Most people in healthcare are being asked to make high-stakes decisions inside systems that reward speed, compliance, and plausible deniability, not depth, dignity, or care. Clinicians are documenting more, trusting confusing tools, and carrying ethical strain that too often gets mislabeled as a personal resilience problem.

My work is about making those pressures visible and helping people respond with more clarity, integrity, and usefulness. Because ethics is not just about what the code says. It’s about power, context, and what happens to actual human beings when policy, technology, and care collide.

My Ethics Code

I’ve adapted this framework for self-governance of my clinical practice, consulting, teaching, and public media work. It is meant to complement, not replace, formal codes like AAMFT Code of Ethics and institutional policies.
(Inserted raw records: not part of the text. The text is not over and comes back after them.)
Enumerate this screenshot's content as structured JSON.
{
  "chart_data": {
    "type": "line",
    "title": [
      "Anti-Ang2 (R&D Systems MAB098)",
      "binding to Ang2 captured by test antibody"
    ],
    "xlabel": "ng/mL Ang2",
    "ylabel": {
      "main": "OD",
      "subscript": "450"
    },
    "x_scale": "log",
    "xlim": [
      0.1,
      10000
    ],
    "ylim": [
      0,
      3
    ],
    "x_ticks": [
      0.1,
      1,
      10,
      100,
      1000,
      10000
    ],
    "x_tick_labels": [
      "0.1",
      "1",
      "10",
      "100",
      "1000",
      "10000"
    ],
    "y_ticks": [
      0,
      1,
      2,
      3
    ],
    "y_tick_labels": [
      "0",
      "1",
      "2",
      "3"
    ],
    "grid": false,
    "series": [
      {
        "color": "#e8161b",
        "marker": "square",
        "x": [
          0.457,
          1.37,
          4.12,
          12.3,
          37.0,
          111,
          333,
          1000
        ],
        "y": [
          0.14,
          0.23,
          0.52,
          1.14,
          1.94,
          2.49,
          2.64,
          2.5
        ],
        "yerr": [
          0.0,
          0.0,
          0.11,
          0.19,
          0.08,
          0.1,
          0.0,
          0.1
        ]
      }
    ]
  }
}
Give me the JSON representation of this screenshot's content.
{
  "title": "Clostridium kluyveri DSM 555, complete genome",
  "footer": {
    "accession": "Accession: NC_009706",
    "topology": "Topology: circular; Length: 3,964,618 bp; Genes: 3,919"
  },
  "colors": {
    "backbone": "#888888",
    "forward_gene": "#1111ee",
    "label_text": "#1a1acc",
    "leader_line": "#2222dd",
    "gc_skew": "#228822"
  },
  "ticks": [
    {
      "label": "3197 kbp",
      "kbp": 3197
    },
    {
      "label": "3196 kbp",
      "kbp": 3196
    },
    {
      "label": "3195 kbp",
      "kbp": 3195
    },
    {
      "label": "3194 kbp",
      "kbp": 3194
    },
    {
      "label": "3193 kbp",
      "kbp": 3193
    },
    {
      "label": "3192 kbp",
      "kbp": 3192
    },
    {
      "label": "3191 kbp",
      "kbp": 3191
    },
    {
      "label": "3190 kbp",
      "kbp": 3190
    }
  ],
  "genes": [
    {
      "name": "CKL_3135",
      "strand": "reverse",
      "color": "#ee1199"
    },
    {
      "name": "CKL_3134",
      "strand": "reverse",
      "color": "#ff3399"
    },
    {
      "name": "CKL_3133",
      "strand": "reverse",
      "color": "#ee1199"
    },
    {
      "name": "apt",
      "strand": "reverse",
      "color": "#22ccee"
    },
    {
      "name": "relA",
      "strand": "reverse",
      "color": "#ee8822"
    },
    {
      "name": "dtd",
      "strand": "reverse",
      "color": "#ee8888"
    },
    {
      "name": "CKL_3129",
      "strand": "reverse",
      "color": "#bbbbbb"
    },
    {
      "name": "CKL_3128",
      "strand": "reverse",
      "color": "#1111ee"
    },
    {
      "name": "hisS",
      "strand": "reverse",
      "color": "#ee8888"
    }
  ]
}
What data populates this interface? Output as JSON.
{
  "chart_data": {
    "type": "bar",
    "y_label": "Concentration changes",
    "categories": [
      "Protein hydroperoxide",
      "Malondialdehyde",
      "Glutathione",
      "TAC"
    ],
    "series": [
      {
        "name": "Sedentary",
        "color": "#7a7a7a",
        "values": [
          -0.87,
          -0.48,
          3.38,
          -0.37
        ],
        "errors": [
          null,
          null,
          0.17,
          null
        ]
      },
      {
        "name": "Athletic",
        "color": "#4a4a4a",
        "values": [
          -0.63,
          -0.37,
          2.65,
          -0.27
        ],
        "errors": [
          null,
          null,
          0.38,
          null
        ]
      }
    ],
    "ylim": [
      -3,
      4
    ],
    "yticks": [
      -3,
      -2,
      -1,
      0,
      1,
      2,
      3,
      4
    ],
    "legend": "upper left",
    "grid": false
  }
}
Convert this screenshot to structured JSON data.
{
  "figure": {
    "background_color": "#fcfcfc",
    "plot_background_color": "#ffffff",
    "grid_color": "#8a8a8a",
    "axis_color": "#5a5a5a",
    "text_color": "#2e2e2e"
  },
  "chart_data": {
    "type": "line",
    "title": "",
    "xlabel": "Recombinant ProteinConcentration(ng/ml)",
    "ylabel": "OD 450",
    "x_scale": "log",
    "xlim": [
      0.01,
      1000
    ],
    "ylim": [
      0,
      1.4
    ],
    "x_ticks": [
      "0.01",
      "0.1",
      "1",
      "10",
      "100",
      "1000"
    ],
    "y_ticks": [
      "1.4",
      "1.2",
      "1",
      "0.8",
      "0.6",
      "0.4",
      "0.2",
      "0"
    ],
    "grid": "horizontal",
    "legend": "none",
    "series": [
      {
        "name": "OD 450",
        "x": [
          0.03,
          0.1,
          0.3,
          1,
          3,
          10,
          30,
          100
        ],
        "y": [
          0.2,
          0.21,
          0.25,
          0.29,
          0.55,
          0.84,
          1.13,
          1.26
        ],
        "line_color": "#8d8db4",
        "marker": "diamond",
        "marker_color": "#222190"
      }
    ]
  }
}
This code sits on three foundations:

  • The AAMFT Code of Ethics that I am beholden to as a licensed marriage and family therapist.

  • Core principles from Western bioethics: respect for autonomy, beneficence, nonmaleficence, and justice,

  • And a broader set of perspectives that ask harder questions about power, history, culture, and lived experience, including care ethics, feminist and Black bioethics, Indigenous and decolonial ethics.

I don’t just care about “doing no harm,” but also how relationships, systems, racism, colonization, technology, and policy shape who is harmed, who is heard, and who gets left out.